I really enjoyed the way their relationship developed into one full of genuine affection and mutual understanding. Gabriel has been carrying a torch for Penelope ever since they first met, and some of the tenderest moments in the book were those in which he told her how she’d acted as his light in the darkness and been his talisman in times of despair. I liked that Penelope was honest with herself about her physical attraction to Gabriel. She’s been married and isn’t afraid to admit to sexual desire – although I’ll admit that perhaps her treatment for his claustrophobia was rather unorthodox.
One of the things I thought came across really well was just how powerless Gabriel was. This is a man’s world, and in the majority of historical novels one reads, the men hold all the power and the women have none. But here is one of the rare instances when a man could be as helpless to dictate his own fate as a woman. Because Gabriel was suspected of insanity, it would have been a fairly simple matter to strip him of his wealth, his lands and his title – his very identity – and he could do nothing to prevent it. Penelope was similarly helpless in the face of male authority, which really ratcheted up the tension as she realized she was racing against time to get Gabriel away to prevent his being locked up forever.
Woven through the love story is a plot strand which shows us of what life was often like for the rank-and-file soldiers returning from the battlefield; how hard it was for them to get work and medical treatment if needed and how it could be even worse for their wives and families. The scenes which tell of the fates of dozens of the women and children left behind are quite horrifying – and Heather Snow pulls no punches when it comes to Gabriel’s final revelation about his last battle.
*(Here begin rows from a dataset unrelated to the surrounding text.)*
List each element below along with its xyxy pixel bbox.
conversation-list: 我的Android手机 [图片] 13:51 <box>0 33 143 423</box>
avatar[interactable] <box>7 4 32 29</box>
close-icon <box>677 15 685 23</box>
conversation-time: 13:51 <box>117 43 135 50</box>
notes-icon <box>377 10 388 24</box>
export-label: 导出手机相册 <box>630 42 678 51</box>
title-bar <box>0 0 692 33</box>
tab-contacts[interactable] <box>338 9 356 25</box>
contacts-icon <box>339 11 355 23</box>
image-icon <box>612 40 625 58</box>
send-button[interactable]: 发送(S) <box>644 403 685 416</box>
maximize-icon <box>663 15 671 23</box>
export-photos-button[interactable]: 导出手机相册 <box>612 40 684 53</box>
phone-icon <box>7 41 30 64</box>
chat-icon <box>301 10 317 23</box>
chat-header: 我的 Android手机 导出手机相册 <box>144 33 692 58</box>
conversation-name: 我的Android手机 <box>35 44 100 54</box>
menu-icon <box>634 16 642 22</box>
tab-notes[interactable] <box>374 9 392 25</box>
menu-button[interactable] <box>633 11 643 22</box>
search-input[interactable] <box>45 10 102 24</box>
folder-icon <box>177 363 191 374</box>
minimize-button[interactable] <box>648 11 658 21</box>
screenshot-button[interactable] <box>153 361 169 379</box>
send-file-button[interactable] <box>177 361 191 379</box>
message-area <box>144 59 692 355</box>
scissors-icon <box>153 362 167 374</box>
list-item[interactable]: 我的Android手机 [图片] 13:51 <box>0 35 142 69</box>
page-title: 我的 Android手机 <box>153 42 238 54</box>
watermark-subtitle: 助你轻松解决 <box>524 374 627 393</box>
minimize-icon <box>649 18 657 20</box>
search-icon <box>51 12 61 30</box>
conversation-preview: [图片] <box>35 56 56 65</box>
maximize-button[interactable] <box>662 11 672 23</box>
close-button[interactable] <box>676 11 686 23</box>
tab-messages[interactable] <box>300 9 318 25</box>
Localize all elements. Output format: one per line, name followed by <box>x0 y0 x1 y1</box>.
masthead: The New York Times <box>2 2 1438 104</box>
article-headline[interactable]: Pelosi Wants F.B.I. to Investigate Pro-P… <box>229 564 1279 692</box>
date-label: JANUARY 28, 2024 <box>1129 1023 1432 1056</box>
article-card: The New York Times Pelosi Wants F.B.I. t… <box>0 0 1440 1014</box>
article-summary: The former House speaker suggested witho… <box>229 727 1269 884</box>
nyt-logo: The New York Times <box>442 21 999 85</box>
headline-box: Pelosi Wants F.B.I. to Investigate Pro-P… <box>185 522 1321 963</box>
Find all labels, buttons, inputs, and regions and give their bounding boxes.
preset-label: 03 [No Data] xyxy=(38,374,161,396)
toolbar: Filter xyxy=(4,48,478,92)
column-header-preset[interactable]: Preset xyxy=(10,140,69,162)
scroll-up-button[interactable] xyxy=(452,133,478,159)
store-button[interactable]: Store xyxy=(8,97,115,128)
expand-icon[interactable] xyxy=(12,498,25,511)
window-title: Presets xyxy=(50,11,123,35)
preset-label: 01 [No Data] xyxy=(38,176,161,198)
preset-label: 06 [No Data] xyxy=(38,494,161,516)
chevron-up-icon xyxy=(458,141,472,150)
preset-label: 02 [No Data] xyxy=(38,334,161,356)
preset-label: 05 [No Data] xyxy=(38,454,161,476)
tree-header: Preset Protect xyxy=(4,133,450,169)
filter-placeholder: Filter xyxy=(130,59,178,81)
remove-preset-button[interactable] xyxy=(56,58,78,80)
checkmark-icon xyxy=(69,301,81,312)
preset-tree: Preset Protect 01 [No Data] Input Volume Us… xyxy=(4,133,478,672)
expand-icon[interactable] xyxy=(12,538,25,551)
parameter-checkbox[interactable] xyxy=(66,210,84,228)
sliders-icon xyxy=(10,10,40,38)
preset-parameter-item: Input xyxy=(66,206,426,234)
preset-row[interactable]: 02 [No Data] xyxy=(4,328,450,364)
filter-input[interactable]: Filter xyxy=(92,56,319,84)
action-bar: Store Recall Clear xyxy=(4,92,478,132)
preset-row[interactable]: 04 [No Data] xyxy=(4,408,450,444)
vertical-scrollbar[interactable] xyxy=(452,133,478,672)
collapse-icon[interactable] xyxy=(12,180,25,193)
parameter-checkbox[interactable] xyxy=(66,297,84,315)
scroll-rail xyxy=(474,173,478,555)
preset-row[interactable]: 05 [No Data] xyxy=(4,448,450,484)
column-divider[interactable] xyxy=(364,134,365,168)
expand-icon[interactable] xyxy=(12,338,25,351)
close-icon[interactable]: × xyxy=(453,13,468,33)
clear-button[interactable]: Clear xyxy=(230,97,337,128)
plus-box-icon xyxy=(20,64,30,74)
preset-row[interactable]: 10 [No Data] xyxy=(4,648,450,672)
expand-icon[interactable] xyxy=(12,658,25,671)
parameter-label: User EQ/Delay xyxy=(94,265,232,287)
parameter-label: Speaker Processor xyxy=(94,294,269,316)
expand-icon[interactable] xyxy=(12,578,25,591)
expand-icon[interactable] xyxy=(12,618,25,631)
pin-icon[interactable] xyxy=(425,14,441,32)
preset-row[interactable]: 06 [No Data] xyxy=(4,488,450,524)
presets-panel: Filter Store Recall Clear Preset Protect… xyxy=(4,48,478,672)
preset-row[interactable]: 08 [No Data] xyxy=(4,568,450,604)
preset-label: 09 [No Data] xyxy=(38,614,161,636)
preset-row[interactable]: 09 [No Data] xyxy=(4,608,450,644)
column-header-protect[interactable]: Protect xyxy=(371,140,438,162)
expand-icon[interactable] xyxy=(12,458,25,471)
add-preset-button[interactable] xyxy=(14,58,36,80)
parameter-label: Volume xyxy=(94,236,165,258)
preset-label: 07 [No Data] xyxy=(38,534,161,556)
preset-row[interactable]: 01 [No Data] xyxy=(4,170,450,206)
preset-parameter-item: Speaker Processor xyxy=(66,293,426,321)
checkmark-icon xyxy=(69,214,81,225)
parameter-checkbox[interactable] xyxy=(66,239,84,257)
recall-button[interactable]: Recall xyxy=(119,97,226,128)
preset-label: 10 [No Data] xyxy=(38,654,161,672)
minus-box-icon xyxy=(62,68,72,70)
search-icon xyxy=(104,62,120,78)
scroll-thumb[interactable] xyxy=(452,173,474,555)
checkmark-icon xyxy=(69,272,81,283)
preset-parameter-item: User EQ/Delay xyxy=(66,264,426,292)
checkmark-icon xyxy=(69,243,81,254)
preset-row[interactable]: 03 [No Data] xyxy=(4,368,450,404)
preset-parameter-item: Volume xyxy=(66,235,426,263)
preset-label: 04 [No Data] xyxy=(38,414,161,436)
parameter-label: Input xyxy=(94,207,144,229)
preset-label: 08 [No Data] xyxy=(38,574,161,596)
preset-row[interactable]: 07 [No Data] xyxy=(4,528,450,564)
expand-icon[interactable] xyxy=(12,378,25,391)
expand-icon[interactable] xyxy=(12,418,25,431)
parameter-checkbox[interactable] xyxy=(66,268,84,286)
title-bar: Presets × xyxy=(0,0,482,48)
For those interested in the historical accuracy of stories like this, there’s some interesting background information about the different theories and treatments of mental illness prevalent at this time in the author’s note – she’s obviously done her homework!
Sweet Madness is a very-well written, well-developed story, which tackles a difficult subject without sugar-coating it or dismissing it as soon as the perfect happy ending appears on the horizon. The characterization is strong and consistent, and while I think the dénouement came a little out of left-field, I can’t deny that the author had set it up earlier in the book, so maybe it was just my being dense that meant I didn’t see it coming.
In any case, I am giving this book a wholehearted thumbs up. It’s tragic, romantic and ultimately uplifting, and I’m definitely looking forward to reading more by this author.